Verify it is correct by doing reload and then console-project. Call some MarkdownJ code:

scala> new com.petebevin.markdown.MarkdownProcessor
res1: com.petebevin.markdown.MarkdownProcessor = Markdown Processor for Java 0.3.0 (compatible with Markdown 1.0.2b2)

This dependency was independent of sbt. You can also create and use plugins that extend or use sbt. The rest of this page describes sbt plugins. The first part shows the results of a plugin that creates a self-extracting jar out of a project. The second part shows how to create a simple plugin that provides a new action to a project.

Installer Example

  • Download the jar
  • Run java -jar hello-lift-1.0-setup.jar . The Hello Lift project and an embedded sbt launcher will be extracted. The project will be loaded and predefined actions run. In this case, the project will be set up, dependencies will be downloaded, and the project will be compiled and Jetty started. Browse to http://localhost:8080.
  • You have a ready example Lift project. For example, you can enter the extracted project directory and start sbt with java -jar sbt-launcher-0.5.4.jar.
  • The project uses Scala X-Ray to generate browsable sources. You can view these in the project/target/classes.sxr directory.
  • You can run installer to regenerate the self-extracting jar from the project. Note: there is currently the issue of including the sbt-launcher in the project zip, making the jar substantially larger than necessary.
  • See the project/plugins/Plugins.scala directory for how the plugin is defined. The actual project for the plugin is at http://code.google.com/p/simple-build-tool/source/browse/#svn/trunk/install.

Hello World Plugin

To try out plugins, we'll make a simple hello world plugin and use it.

Make the Plugin

To make a plugin, create a new project with a project definition that extends PluginProject. This can now go in project/build. The basic example:

  import sbt._
  class TestPluginProject(info: ProjectInfo) extends PluginProject(info)
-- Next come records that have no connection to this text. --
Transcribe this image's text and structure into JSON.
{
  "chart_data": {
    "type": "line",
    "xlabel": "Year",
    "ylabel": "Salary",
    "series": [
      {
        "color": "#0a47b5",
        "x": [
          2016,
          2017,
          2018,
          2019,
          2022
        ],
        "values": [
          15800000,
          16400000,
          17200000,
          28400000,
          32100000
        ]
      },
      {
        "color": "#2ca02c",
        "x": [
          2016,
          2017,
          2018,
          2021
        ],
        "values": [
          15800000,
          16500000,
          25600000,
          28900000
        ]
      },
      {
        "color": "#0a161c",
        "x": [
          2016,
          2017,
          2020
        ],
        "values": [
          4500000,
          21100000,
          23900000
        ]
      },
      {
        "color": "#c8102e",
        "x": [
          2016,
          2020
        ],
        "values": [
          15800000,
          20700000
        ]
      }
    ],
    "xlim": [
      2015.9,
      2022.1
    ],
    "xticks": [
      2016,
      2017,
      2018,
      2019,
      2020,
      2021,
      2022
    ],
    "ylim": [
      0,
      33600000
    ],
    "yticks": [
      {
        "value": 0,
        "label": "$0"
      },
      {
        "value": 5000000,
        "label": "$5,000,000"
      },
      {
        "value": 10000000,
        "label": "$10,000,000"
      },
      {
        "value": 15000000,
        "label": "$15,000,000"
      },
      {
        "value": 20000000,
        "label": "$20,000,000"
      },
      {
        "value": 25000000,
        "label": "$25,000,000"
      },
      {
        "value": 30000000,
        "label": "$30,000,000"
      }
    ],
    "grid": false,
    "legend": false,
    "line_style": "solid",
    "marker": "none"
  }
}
Make a simple plugin by putting the following in src/main/scala :

package hw
import sbt._
trait HelloWorldPlugin extends Project {
  lazy val hello = task { log.info("Hello World!"); None }
}

Publish it by running the publish-local action.

Use the Plugin

To use the plugin, create a new project. Declare plugins by putting a plugin definition (basically a project definition that extends PluginDefinition) in project/plugins/. The following example assumes that the plugin above had was setup with the name "test" and with version "1.0".

import sbt._
class Plugins(info: ProjectInfo) extends PluginDefinition(info) {
  val a = "test" % "test" % "1.0"
}

Define the project definition in project/build/ to use the HelloWorldPlugin :

import sbt._
class TestProject(info: ProjectInfo) extends DefaultProject(info) with hw.HelloWorldPlugin

Try it out by running the hello action at the prompt.